I too, like the authors, have questioned the residential schools narrative which insists they did nothing but harm and were the reason for the destruction of Indigenous lives and communities. Certainly they were ill-conceived and often badly managed, nonetheless they did some good. They taught thousands of children from an illiterate society how to read and write and do their numbers. That was certainly beneficial, and some witnesses at the Truth and Reconciliation Commission said so.

As for the collapse of Indigenous society, I suspect that alcohol may have been more of a scourge than the schools. For instance, that children adopted out in the “Sixties Scoop” often had serious problems may have been a result of fetal alcohol syndrome, not being removed from their culture. Indeed they may have been removed from their homes precisely because of domestic dysfunction caused by alcohol abuse.

An example of outright misinformation is the claim that some 200 unmarked graves were found at the Kamloops Indian Residential School. In fact, a ground-penetrating radar survey indicated some 200 anomalies. What these anomalies represent can only be determined by forensic investigation with excavation. Yet publications across the globe, including the prestigious Guardian and New York Times, reported the findings as children’s graves.

Does it matter? After all, the Indigenous people have suffered grievously from colonization. Should we not tell the story as they want it told? Should those of us who have benefitted mightily from this wonderful country not be generous? Should not the truth be sacrificed in the cause of Reconciliation, if necessary? We have all told little white lies at times, to make it easier for others to receive news or for ourselves to tell it, why not for Reconciliation?

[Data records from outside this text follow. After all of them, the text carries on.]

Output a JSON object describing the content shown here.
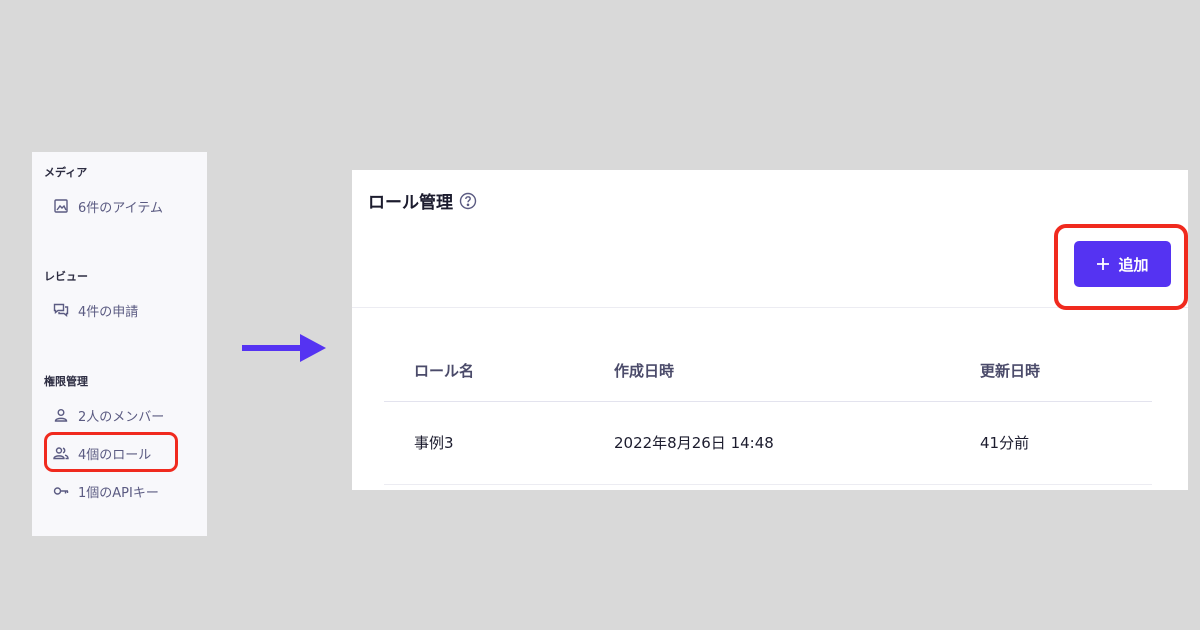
{
  "sidebar": {
    "sections": [
      {
        "title": "メディア",
        "items": [
          {
            "label": "6件のアイテム",
            "icon": "image-icon"
          }
        ]
      },
      {
        "title": "レビュー",
        "items": [
          {
            "label": "4件の申請",
            "icon": "comments-icon"
          }
        ]
      },
      {
        "title": "権限管理",
        "items": [
          {
            "label": "2人のメンバー",
            "icon": "user-icon"
          },
          {
            "label": "4個のロール",
            "icon": "users-icon"
          },
          {
            "label": "1個のAPIキー",
            "icon": "key-icon"
          }
        ]
      }
    ]
  },
  "main": {
    "title": "ロール管理",
    "add_button_label": "追加",
    "table": {
      "headers": [
        "ロール名",
        "作成日時",
        "更新日時"
      ],
      "rows": [
        [
          "事例3",
          "2022年8月26日 14:48",
          "41分前"
        ]
      ]
    }
  },
  "colors": {
    "accent": "#5533f2",
    "highlight": "#f02a1e",
    "arrow": "#5533f2"
  }
}
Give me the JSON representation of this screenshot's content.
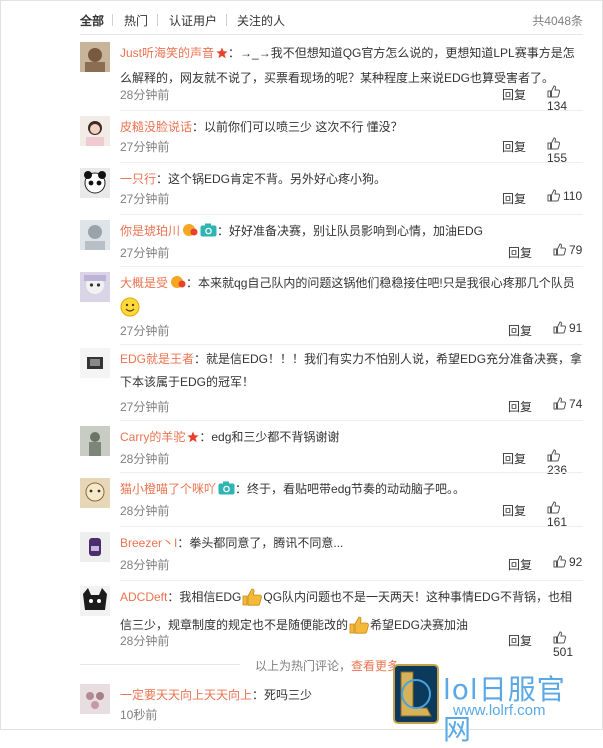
{
  "tabs": {
    "all": "全部",
    "hot": "热门",
    "verified": "认证用户",
    "following": "关注的人",
    "total": "共4048条"
  },
  "actions": {
    "reply": "回复"
  },
  "comments": [
    {
      "user": "Just听海笑的声音",
      "text": "：→_→我不但想知道QG官方怎么说的，更想知道LPL赛事方是怎么解释的，网友就不说了，买票看现场的呢？某种程度上来说EDG也算受害者了。",
      "time": "28分钟前",
      "likes": "134"
    },
    {
      "user": "皮糙没脸说话",
      "text": "：以前你们可以喷三少 这次不行 懂没？",
      "time": "27分钟前",
      "likes": "155"
    },
    {
      "user": "一只行",
      "text": "：这个锅EDG肯定不背。另外好心疼小狗。",
      "time": "27分钟前",
      "likes": "110"
    },
    {
      "user": "你是琥珀川",
      "text": "：好好准备决赛，别让队员影响到心情，加油EDG",
      "time": "27分钟前",
      "likes": "79"
    },
    {
      "user": "大概是受",
      "text": "：本来就qg自己队内的问题这锅他们稳稳接住吧!只是我很心疼那几个队员",
      "time": "27分钟前",
      "likes": "91"
    },
    {
      "user": "EDG就是王者",
      "text": "：就是信EDG！！！我们有实力不怕别人说，希望EDG充分准备决赛，拿下本该属于EDG的冠军！",
      "time": "27分钟前",
      "likes": "74"
    },
    {
      "user": "Carry的羊驼",
      "text": "：edg和三少都不背锅谢谢",
      "time": "28分钟前",
      "likes": "236"
    },
    {
      "user": "猫小橙喵了个咪吖",
      "text": "：终于，看贴吧带edg节奏的动动脑子吧。。",
      "time": "28分钟前",
      "likes": "161"
    },
    {
      "user": "Breezer丶I",
      "text": "：拳头都同意了，腾讯不同意...",
      "time": "28分钟前",
      "likes": "92"
    },
    {
      "user": "ADCDeft",
      "text_a": "：我相信EDG",
      "text_b": "QG队内问题也不是一天两天！这种事情EDG不背锅，也相信三少，规章制度的规定也不是随便能改的",
      "text_c": "希望EDG决赛加油",
      "time": "28分钟前",
      "likes": "501"
    },
    {
      "user": "一定要天天向上天天向上",
      "text": "：死吗三少",
      "time": "10秒前"
    }
  ],
  "footer": {
    "note": "以上为热门评论，",
    "more": "查看更多"
  },
  "watermark": {
    "title": "lol日服官网",
    "url": "www.lolrf.com"
  },
  "colors": {
    "username": "#eb7350",
    "muted": "#808080",
    "watermark": "#5aa9e6"
  }
}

My answer is no. Simply because if lies are involved in this story, they are not little white ones. The “graves” story has been a major blow to Canada’s reputation, to say nothing of the reputations of the churches that ran the schools and those people of good will who taught the students. The fact that our forefathers are dead should not mean it’s open season on their reputations.

Let the schools get the criticism they deserve, no more, no less. And to determine just how much that is, let’s hear a range of views. As to the blame for the pain incurred by Indigenous people and their communities, let’s weigh the contributions of all the factors involved, including perhaps the greatest of all, alcohol abuse. When a stone age society confronts a modern civilization, it usually does not fare well.

As for the “graves,” let’s investigate the anomalies to find out what they are before we make judgements. If they are graves, then by all means let’s blame those responsible. If they are not, then the public is being deceived and those who are being slandered, dead and alive, deserve an apology.

Above all, let’s not close our minds to alternative perspectives as the good councillors of Quesnel have done. Surely Reconciliation is not such a delicate flower it cannot survive challenging views.